In terms of effective date, the regulations are proposed to apply to either (1) liabilities incurred or assumed by a partnership on or after the date the regulations are finalized or (2) to payment obligations imposed or undertaken with respect to a partnership liability on or after the date the regulations are finalized. Thus, if a partner guarantees a partnership liability prior to the effective date, the guarantee would not be subject to the proposed regulations for as long as the debt remains outstanding. In addition, there would be a transition rule under which a taxpayer could continue to be allocated debt under the current regulations for seven years in certain circumstances.
That the Treasury Department issued proposed regulations regarding the allocation of partnership recourse liabilities was of little surprise. However, many were expecting that the proposed regulations would be more limited in scope and targeted at abusive arrangements such as the one in Canal Corporation where the entity making the guarantee deliberately stripped out substantially all of its assets. Instead, the proposed regulations would completely eliminate bottom guarantees as well as vertical slice guarantees, and indemnification for the first $1 of an otherwise qualifying guarantee would cause the guarantor to be considered to bear the risk of loss for no portion of the debt.

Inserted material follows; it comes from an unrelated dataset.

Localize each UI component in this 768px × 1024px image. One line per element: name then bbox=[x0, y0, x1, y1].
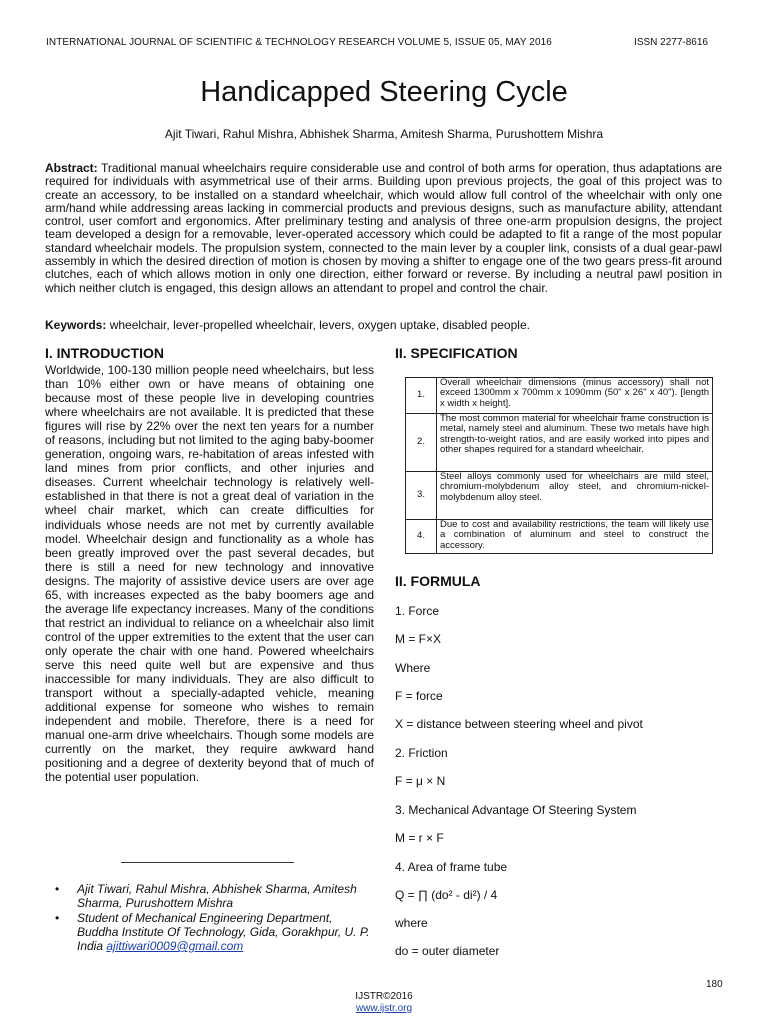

Although IRS and Treasury Department officials have spoken of specifically targeting “tax lawyer motivated guarantees,” the proposed regulations would disregard many guarantees that are given for business purposes and without any tax-related motivation (for example, where the guarantor is not a paid a fee for making the guarantee). In a twist that demonstrates just how distortive the impact of the proposed regulations can be, they could disregard a guarantee made by a partner for business purposes which, under the current regulations, would have had the undesirable effect of shifting the liability allocation and causing another partner to have a deemed distribution in excess of basis—thereby helping the taxpayer!
Moreover, the proposed regulations would impose requirements that seem to be difficult for anyone to quantify. For example, how does one determine what is a “commercially reasonable” net worth for a guarantor to be required to maintain? What is “arms length” consideration for making a guarantee?
If implemented, the proposed regulations would have a profound impact on many partners by radically shifting partnership debt allocations. In light of resounding criticism from many commentators, though, it remains to be seen whether the proposed regulations will be finalized in anything close to their current form.